Minnesota residents should be aware of how the 2017 Tax Cuts and Jobs Act will impact estate planning. One of the more significant aspects of the tax legislation is that it gives taxpayers the chance to transfer a substantial amount of money without being assessed estate, generation-skipping transfer or gift taxes.
On Jan. 1, the exemption amounts for federal estate, GST and gift taxes were doubled. The exemption for single individuals increased to $11,180,000, and married couples are now allowed up to $22,360,000 in exemptions. Included in both amounts are yearly inflation increases.
Individuals considering taking advantage of the increased exemption have until Jan. 1, 2026, to do so. On this date, the provisions in the legislation regarding the federal estate, GST and gift extensions will return the exemptions to the 2017 levels, including inflationary increases. The exemption amount for single individuals in 2017 was $5,490,000 and $10,980,000 for married couples.

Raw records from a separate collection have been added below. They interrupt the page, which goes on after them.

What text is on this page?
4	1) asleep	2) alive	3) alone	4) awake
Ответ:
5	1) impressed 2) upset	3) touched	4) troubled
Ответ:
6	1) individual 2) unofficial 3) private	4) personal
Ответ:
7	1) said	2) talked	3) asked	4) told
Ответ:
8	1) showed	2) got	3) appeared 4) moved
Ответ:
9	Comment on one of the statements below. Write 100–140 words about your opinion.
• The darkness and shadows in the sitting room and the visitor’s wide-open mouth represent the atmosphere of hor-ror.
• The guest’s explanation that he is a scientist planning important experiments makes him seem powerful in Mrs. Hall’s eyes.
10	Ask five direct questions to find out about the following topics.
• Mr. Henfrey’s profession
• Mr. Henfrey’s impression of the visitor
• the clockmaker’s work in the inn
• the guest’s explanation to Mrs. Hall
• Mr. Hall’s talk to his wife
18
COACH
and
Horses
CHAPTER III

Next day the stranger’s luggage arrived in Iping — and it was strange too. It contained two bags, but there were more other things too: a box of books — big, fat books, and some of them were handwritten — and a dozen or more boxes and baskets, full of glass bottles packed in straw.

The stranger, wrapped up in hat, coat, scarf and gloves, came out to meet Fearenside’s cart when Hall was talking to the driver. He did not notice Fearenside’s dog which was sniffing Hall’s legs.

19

To take advantage of the increased exemptions, taxpayers can use trusts as part of their gifting strategy. If assets are transferred directly to the beneficiary, they are subject to collections by the beneficiary’s creditors. However, gifting assets through a trust safeguards the assets from the beneficiary’s creditors as well as from the spouse of the beneficiary if a divorce occurs. Using a trust for gifting also allows provisions to specify how the assets should be used in the future and protects the assets from any future estate, GST and gift taxes through the use of the GST exemption.
An attorney may advise a client of what type of estate planning tools should be used to help them protect their assets for future generations. The lawyer could explain how different types of trusts may be used for gifting.